Quando parliamo di inflazione in economia ci riferiamo ad un aumento generalizzato dei prezzi nel corso del tempo. Si tratta di un indicatore importante perché dà senso al potere d’acquisto della moneta. L’inflazione in genere è causata dai costi o dalla domanda. Nel primo caso i prezzi aumentano se crescono gli oneri di produzione, dalle materie prime al lavoro o alla tassazione. Nel secondo caso è la maggiore richiesta di un bene ad apprezzarlo o, al contrario, la sua scarsità sul mercato a farlo diventare raro.
L’attuale accelerazione dell’inflazione che ha investito l’Italia, secondo l’Istat, si deve in particolare all’inversione di tendenza dei prezzi dei beni energetici e, in misura minore, all’accelerazione di quelli dei servizi relativi ai trasporti.

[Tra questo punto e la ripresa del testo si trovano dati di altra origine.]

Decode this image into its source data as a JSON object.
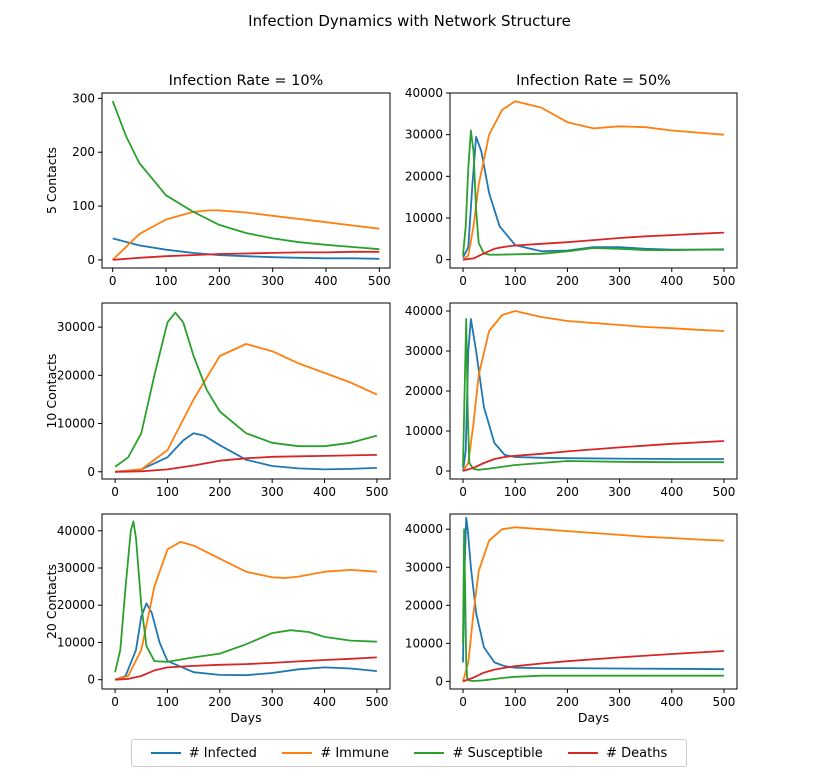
{
  "figure": {
    "title": "Infection Dynamics with Network Structure"
  },
  "colors": {
    "infected": "#1f77b4",
    "immune": "#ff7f0e",
    "susceptible": "#2ca02c",
    "deaths": "#d62728"
  },
  "legend": [
    {
      "label": "# Infected",
      "key": "infected"
    },
    {
      "label": "# Immune",
      "key": "immune"
    },
    {
      "label": "# Susceptible",
      "key": "susceptible"
    },
    {
      "label": "# Deaths",
      "key": "deaths"
    }
  ],
  "chart_data": [
    {
      "type": "line",
      "title": "Infection Rate = 10%",
      "ylabel": "5 Contacts",
      "xlabel": "",
      "xlim": [
        -20,
        520
      ],
      "ylim": [
        -15,
        310
      ],
      "xticks": [
        0,
        100,
        200,
        300,
        400,
        500
      ],
      "yticks": [
        0,
        100,
        200,
        300
      ],
      "series": [
        {
          "name": "# Infected",
          "key": "infected",
          "x": [
            0,
            50,
            100,
            150,
            200,
            250,
            300,
            350,
            400,
            450,
            500
          ],
          "y": [
            40,
            27,
            19,
            13,
            9,
            7,
            5,
            4,
            3,
            3,
            2
          ]
        },
        {
          "name": "# Immune",
          "key": "immune",
          "x": [
            0,
            50,
            100,
            150,
            180,
            200,
            250,
            300,
            350,
            400,
            450,
            500
          ],
          "y": [
            0,
            48,
            75,
            89,
            92,
            92,
            88,
            82,
            76,
            70,
            64,
            58
          ]
        },
        {
          "name": "# Susceptible",
          "key": "susceptible",
          "x": [
            0,
            25,
            50,
            75,
            100,
            150,
            200,
            250,
            300,
            350,
            400,
            450,
            500
          ],
          "y": [
            295,
            230,
            180,
            150,
            120,
            90,
            65,
            50,
            40,
            33,
            28,
            24,
            20
          ]
        },
        {
          "name": "# Deaths",
          "key": "deaths",
          "x": [
            0,
            50,
            100,
            150,
            200,
            250,
            300,
            350,
            400,
            450,
            500
          ],
          "y": [
            0,
            4,
            7,
            9,
            11,
            12,
            13,
            14,
            14,
            15,
            15
          ]
        }
      ]
    },
    {
      "type": "line",
      "title": "Infection Rate = 50%",
      "ylabel": "",
      "xlabel": "",
      "xlim": [
        -25,
        525
      ],
      "ylim": [
        -2000,
        40000
      ],
      "xticks": [
        0,
        100,
        200,
        300,
        400,
        500
      ],
      "yticks": [
        0,
        10000,
        20000,
        30000,
        40000
      ],
      "series": [
        {
          "name": "# Infected",
          "key": "infected",
          "x": [
            0,
            10,
            18,
            25,
            35,
            50,
            70,
            100,
            150,
            200,
            250,
            300,
            350,
            400,
            450,
            500
          ],
          "y": [
            500,
            3000,
            18000,
            29500,
            26000,
            16000,
            8000,
            3500,
            2000,
            2200,
            3000,
            3000,
            2600,
            2400,
            2400,
            2500
          ]
        },
        {
          "name": "# Immune",
          "key": "immune",
          "x": [
            0,
            10,
            20,
            30,
            50,
            75,
            100,
            150,
            200,
            250,
            300,
            350,
            400,
            450,
            500
          ],
          "y": [
            0,
            1000,
            8000,
            18000,
            30000,
            36000,
            38000,
            36500,
            33000,
            31500,
            32000,
            31800,
            31000,
            30500,
            30000
          ]
        },
        {
          "name": "# Susceptible",
          "key": "susceptible",
          "x": [
            0,
            5,
            10,
            15,
            20,
            25,
            30,
            40,
            50,
            70,
            100,
            150,
            200,
            250,
            300,
            350,
            400,
            450,
            500
          ],
          "y": [
            1000,
            8000,
            22000,
            31000,
            26000,
            12000,
            4000,
            1500,
            1200,
            1200,
            1300,
            1400,
            2000,
            2800,
            2600,
            2300,
            2300,
            2400,
            2400
          ]
        },
        {
          "name": "# Deaths",
          "key": "deaths",
          "x": [
            0,
            20,
            40,
            60,
            80,
            100,
            150,
            200,
            250,
            300,
            350,
            400,
            450,
            500
          ],
          "y": [
            0,
            300,
            1500,
            2600,
            3100,
            3400,
            3800,
            4200,
            4700,
            5200,
            5600,
            5900,
            6200,
            6500
          ]
        }
      ]
    },
    {
      "type": "line",
      "title": "",
      "ylabel": "10 Contacts",
      "xlabel": "",
      "xlim": [
        -25,
        525
      ],
      "ylim": [
        -1500,
        35000
      ],
      "xticks": [
        0,
        100,
        200,
        300,
        400,
        500
      ],
      "yticks": [
        0,
        10000,
        20000,
        30000
      ],
      "series": [
        {
          "name": "# Infected",
          "key": "infected",
          "x": [
            0,
            50,
            100,
            130,
            150,
            170,
            200,
            250,
            300,
            350,
            400,
            450,
            500
          ],
          "y": [
            0,
            500,
            3000,
            6500,
            8000,
            7500,
            5500,
            2500,
            1200,
            700,
            500,
            600,
            800
          ]
        },
        {
          "name": "# Immune",
          "key": "immune",
          "x": [
            0,
            50,
            100,
            150,
            200,
            250,
            300,
            350,
            400,
            450,
            500
          ],
          "y": [
            0,
            500,
            4500,
            15000,
            24000,
            26500,
            25000,
            22500,
            20500,
            18500,
            16000
          ]
        },
        {
          "name": "# Susceptible",
          "key": "susceptible",
          "x": [
            0,
            25,
            50,
            75,
            100,
            115,
            130,
            150,
            175,
            200,
            250,
            300,
            350,
            400,
            450,
            500
          ],
          "y": [
            1000,
            3000,
            8000,
            20000,
            31000,
            33000,
            31000,
            24000,
            17000,
            12500,
            8000,
            6000,
            5300,
            5300,
            6000,
            7500
          ]
        },
        {
          "name": "# Deaths",
          "key": "deaths",
          "x": [
            0,
            50,
            100,
            150,
            200,
            250,
            300,
            350,
            400,
            450,
            500
          ],
          "y": [
            0,
            100,
            500,
            1300,
            2300,
            2800,
            3100,
            3200,
            3300,
            3400,
            3500
          ]
        }
      ]
    },
    {
      "type": "line",
      "title": "",
      "ylabel": "",
      "xlabel": "",
      "xlim": [
        -25,
        525
      ],
      "ylim": [
        -2000,
        42000
      ],
      "xticks": [
        0,
        100,
        200,
        300,
        400,
        500
      ],
      "yticks": [
        0,
        10000,
        20000,
        30000,
        40000
      ],
      "series": [
        {
          "name": "# Infected",
          "key": "infected",
          "x": [
            0,
            5,
            10,
            15,
            25,
            40,
            60,
            80,
            100,
            150,
            200,
            300,
            400,
            500
          ],
          "y": [
            0,
            5000,
            30000,
            38000,
            30000,
            16000,
            7000,
            4000,
            3500,
            3300,
            3200,
            3100,
            3000,
            3000
          ]
        },
        {
          "name": "# Immune",
          "key": "immune",
          "x": [
            0,
            10,
            20,
            30,
            50,
            75,
            100,
            150,
            200,
            250,
            300,
            350,
            400,
            450,
            500
          ],
          "y": [
            0,
            2000,
            12000,
            24000,
            35000,
            39000,
            40000,
            38500,
            37500,
            37000,
            36500,
            36000,
            35700,
            35300,
            35000
          ]
        },
        {
          "name": "# Susceptible",
          "key": "susceptible",
          "x": [
            0,
            3,
            6,
            9,
            12,
            20,
            30,
            50,
            100,
            150,
            200,
            300,
            400,
            500
          ],
          "y": [
            1000,
            20000,
            38000,
            15000,
            2000,
            500,
            300,
            600,
            1500,
            2000,
            2500,
            2300,
            2200,
            2200
          ]
        },
        {
          "name": "# Deaths",
          "key": "deaths",
          "x": [
            0,
            20,
            40,
            60,
            80,
            100,
            150,
            200,
            300,
            400,
            500
          ],
          "y": [
            0,
            800,
            2000,
            3000,
            3500,
            3800,
            4300,
            4900,
            5900,
            6800,
            7500
          ]
        }
      ]
    },
    {
      "type": "line",
      "title": "",
      "ylabel": "20 Contacts",
      "xlabel": "Days",
      "xlim": [
        -25,
        525
      ],
      "ylim": [
        -2500,
        44500
      ],
      "xticks": [
        0,
        100,
        200,
        300,
        400,
        500
      ],
      "yticks": [
        0,
        10000,
        20000,
        30000,
        40000
      ],
      "series": [
        {
          "name": "# Infected",
          "key": "infected",
          "x": [
            0,
            20,
            40,
            50,
            60,
            70,
            85,
            100,
            150,
            200,
            250,
            300,
            350,
            400,
            450,
            500
          ],
          "y": [
            0,
            1000,
            8000,
            17000,
            20500,
            18000,
            10000,
            5000,
            2000,
            1300,
            1200,
            1800,
            2800,
            3300,
            3000,
            2300
          ]
        },
        {
          "name": "# Immune",
          "key": "immune",
          "x": [
            0,
            25,
            50,
            75,
            100,
            125,
            150,
            200,
            250,
            300,
            325,
            350,
            400,
            450,
            500
          ],
          "y": [
            0,
            1000,
            8000,
            25000,
            35000,
            37000,
            36000,
            32500,
            29000,
            27500,
            27300,
            27700,
            29000,
            29500,
            29000
          ]
        },
        {
          "name": "# Susceptible",
          "key": "susceptible",
          "x": [
            0,
            10,
            20,
            30,
            35,
            40,
            50,
            60,
            75,
            100,
            150,
            200,
            250,
            300,
            335,
            370,
            400,
            450,
            500
          ],
          "y": [
            2000,
            8000,
            25000,
            40000,
            42500,
            38000,
            20000,
            9000,
            5000,
            4800,
            6000,
            7000,
            9500,
            12500,
            13300,
            12800,
            11500,
            10500,
            10200
          ]
        },
        {
          "name": "# Deaths",
          "key": "deaths",
          "x": [
            0,
            25,
            50,
            75,
            100,
            150,
            200,
            250,
            300,
            350,
            400,
            450,
            500
          ],
          "y": [
            0,
            200,
            1000,
            2500,
            3300,
            3700,
            4000,
            4200,
            4500,
            4900,
            5300,
            5600,
            6000
          ]
        }
      ]
    },
    {
      "type": "line",
      "title": "",
      "ylabel": "",
      "xlabel": "Days",
      "xlim": [
        -25,
        525
      ],
      "ylim": [
        -2000,
        44000
      ],
      "xticks": [
        0,
        100,
        200,
        300,
        400,
        500
      ],
      "yticks": [
        0,
        10000,
        20000,
        30000,
        40000
      ],
      "series": [
        {
          "name": "# Infected",
          "key": "infected",
          "x": [
            0,
            3,
            6,
            9,
            15,
            25,
            40,
            60,
            80,
            100,
            150,
            200,
            300,
            400,
            500
          ],
          "y": [
            5000,
            30000,
            43000,
            40000,
            30000,
            18000,
            9000,
            5000,
            4000,
            3600,
            3500,
            3500,
            3400,
            3300,
            3200
          ]
        },
        {
          "name": "# Immune",
          "key": "immune",
          "x": [
            0,
            10,
            20,
            30,
            50,
            75,
            100,
            150,
            200,
            250,
            300,
            350,
            400,
            450,
            500
          ],
          "y": [
            0,
            5000,
            18000,
            29000,
            37000,
            40000,
            40500,
            40000,
            39500,
            39000,
            38500,
            38000,
            37700,
            37300,
            37000
          ]
        },
        {
          "name": "# Susceptible",
          "key": "susceptible",
          "x": [
            0,
            2,
            4,
            6,
            8,
            12,
            20,
            40,
            75,
            100,
            150,
            200,
            300,
            400,
            500
          ],
          "y": [
            10000,
            40000,
            25000,
            5000,
            800,
            200,
            100,
            300,
            900,
            1200,
            1500,
            1500,
            1500,
            1500,
            1500
          ]
        },
        {
          "name": "# Deaths",
          "key": "deaths",
          "x": [
            0,
            20,
            40,
            60,
            80,
            100,
            150,
            200,
            300,
            400,
            500
          ],
          "y": [
            0,
            1000,
            2300,
            3100,
            3600,
            4000,
            4700,
            5300,
            6300,
            7200,
            8000
          ]
        }
      ]
    }
  ]
}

L’associazione dei commercianti stima che nell’ipotesi di un aumento medio dei prezzi del 3% si perderebbero circa 2,7 miliardi di euro di consumi che potrebbero arrivare fino a 5,3 miliardi nell’ipotesi – non tanto irrealistica – di un’inflazione al 4%.
Inflazione e aumento delle spese obbligate potrebbero ridurre i consumi nei prossimi mesi, con il rischio di rallentare la crescita del Paese. Occorre, dunque, utilizzare presto e bene le risorse del Pnrr e iniziare a ridurre finalmente la pressione fiscale su famiglie e imprese, a partire dal costo del lavoro. Solo così si possono rilanciare investimenti e consumi.

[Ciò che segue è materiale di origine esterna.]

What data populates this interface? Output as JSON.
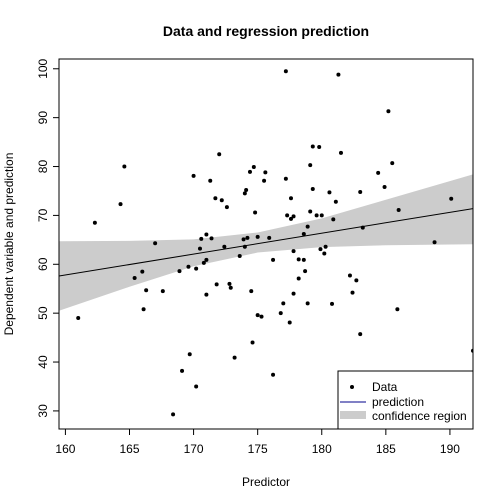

L’aspetto che preoccupa di più è che l’aumento dei prezzi non è stato seguito dall’aumento dei salari. Questo denota la scarsa dinamicità della nostra economia, che inoltre frena la crescita economica.
Se da un lato non è difficile immaginare gli effetti che può avere un livello di inflazione permanente sui consumi, è meno evidente il suo effetto sul risparmio.
Gli addetti ai lavori sono soliti riferirsi all’inflazione come ad un costo occulto, semplicemente perché non si vede.
Ad esempio, mantenere € 5.000 sul conto corrente ad un tasso di inflazione del 2,9% (ossia il tasso di inflazione registrato ad ottobre in Italia su base annua) significa continuare sì a vedere la stessa cifra (€ 5.000) sull’internet banking, ma significa anche aver perso €145 in un anno in termini di potere di acquisto (cioè con la stessa somma si possono comprare meno prodotti o servizi).
Per evitare questa perdita in termini di potere di acquisto è importante che i nostri soldi crescano in misura superiore ai prezzi. In altre parole, occorre ricercare strumenti in grado di garantire dei rendimenti reali superiori al livello di inflazione. Un aumento dei prezzi, dunque, pone il risparmiatore di fronte a una scelta obbligata: esporsi ad un rischio più alto.
Infine, una conseguenza dell’aumento dell’inflazione è il ricorso all’investimento in beni rifugio (come l’oro, bene rifugio per eccellenza, ma anche gli immobili). Investire una piccola parte del portafoglio in questo tipo di strumenti consente da una parte di salvaguardare il capitale dall’inflazione, dall’altra di investirlo in modo tutt’altro che speculativo.